Friday, August 31, 2012

rereading stories ...

Waaay back in 2005 I did a sci-fi Nanowrimo called Guardian Monsters. I hadn't planned to do nano that year, as I was both moving and job hunting, but was talked into it. The end result was, I felt, an incoherent mess I ended abruptly because I was sick of the story. A re-read of it as a sort of prep for this nano (aka what went wrong with sci-fi last time) shows a few things:

  • The first 20 or so pages were good. Not great, but they flowed, the world made a certain kind of sense and a few lines jumped out as being more than decent. 
  • The bathroom sink that was an AI and sex-starved stole the show. It turned out to be my favourite  character and some of the stuff struck me as funny even 7 years later. That being said, the humour is at odds with the more dystopic aspects of the rest of the story. 
  • The combat scenes were all badly done. And there were many of them. Entire combat scenes shouldn't have existed at all as it ended up feeling too easy. 
  • The psychic kid, while fun, was poorly thought out and too trope-y. To be fair, I was aware of that at the time and figured I'd fix it in a second draft.
  • The Whispering/Psychic Dragon sections were sci-fi. In that they would make sense after one read the novel at least twice and bordered on incoherent otherwise. 

There are other issues, most relating to the setting and that it wasn't developed enough at all. I had about two notes on setting, and 4-5 on characters, the latter in surprising detail including presumed 'growth' during the novel and info on the core of their personalities, even for characters who barely show up. And a lot of them do that, or appear in the novel for seemingly no reason, their motives entirely unexplained to the reader.

On the plus side, the Buddhism parallels with the one main character were fun, though too obvious in some spots, and the idea that the nearly-immortal Rich people were all businesses whose stock values fluctuated depending on what they did was a fun, fun idea that I barely did anything with. Much like the introduction of the bathroom sink, I pretty much tossed too many sci-fi concepts it and the entire thing fell apart. Haven't finished re-reading the draft, so shall have to see if the ending was quite as bad as I thought it when I was done.
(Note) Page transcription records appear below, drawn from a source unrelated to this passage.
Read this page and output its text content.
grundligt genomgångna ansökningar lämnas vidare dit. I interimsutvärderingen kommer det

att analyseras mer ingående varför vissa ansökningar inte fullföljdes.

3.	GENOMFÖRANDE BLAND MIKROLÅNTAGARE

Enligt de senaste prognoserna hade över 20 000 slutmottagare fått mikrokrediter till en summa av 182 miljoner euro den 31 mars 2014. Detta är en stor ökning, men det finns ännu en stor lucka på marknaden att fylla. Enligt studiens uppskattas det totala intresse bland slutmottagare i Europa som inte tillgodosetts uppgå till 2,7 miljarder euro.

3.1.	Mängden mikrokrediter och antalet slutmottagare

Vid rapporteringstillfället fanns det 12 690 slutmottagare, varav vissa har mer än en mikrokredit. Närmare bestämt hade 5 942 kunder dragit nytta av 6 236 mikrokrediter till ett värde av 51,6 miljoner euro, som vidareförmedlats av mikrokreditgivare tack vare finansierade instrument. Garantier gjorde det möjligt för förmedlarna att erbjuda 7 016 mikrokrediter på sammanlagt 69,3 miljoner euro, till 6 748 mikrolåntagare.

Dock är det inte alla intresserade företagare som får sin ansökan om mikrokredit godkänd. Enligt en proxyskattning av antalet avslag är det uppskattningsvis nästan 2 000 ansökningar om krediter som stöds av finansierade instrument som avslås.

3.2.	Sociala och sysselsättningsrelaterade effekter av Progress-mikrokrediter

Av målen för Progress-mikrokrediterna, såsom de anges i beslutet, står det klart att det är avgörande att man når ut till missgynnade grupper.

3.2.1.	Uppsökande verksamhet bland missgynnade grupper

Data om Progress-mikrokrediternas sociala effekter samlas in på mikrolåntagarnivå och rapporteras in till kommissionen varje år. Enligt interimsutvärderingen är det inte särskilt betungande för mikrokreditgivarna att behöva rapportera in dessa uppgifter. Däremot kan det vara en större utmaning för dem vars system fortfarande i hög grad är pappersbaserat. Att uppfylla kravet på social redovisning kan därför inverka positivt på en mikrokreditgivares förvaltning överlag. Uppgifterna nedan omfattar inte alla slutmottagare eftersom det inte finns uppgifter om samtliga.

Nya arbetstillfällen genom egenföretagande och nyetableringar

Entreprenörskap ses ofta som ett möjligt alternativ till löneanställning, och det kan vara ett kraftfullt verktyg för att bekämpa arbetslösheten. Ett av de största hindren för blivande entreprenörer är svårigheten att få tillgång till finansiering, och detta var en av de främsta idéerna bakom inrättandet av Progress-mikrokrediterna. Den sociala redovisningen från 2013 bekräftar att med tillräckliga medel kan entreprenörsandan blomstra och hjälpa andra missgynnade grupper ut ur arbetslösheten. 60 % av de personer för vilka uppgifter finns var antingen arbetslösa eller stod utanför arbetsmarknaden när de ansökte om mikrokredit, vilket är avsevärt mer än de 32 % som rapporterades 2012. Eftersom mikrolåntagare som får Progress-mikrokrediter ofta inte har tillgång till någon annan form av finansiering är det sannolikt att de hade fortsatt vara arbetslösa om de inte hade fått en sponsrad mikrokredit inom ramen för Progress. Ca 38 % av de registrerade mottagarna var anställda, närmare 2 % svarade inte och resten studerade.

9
“You don’t look good,” Olen said as he came in. The boy was sitting on the couch and watching a holo vid.
“You’re a telepath. That should be fucking obvious,” Stephen snarled. “I need a bath.”
“I need sex!” the sink screamed.
Stephen walked into the bathroom. “Shut. Up. Now. I’ve had people try and kill me. I’ve shat my pants. I had two religions declare me their messiah as I left the remains of a city block. I had five people try and kill me on the way over because I wasn’t carrying some weapon the size of a giant dick. I’m not in the mood!”
“For sex? That’s the perfect mood for sex,” the sink said. “I like it when humans get violent. Then I can be broken and upgraded.”
Stephen turned the water on for the bath. “Have sex with the telepath then.”
“Oh no!” the sink filled the bathroom with a strobe light. “I’d never do that. He could infect me with some horrible neurosis.”
“I’ll infect you with a dissassembler then,” Stephen snarled.
“Well.” The sink retreated back into the wall. “There’s no need for that kind of talk! I bet you’re a virgin, aren’t you? No one else would begin a relationship threatening to atomize their partner!”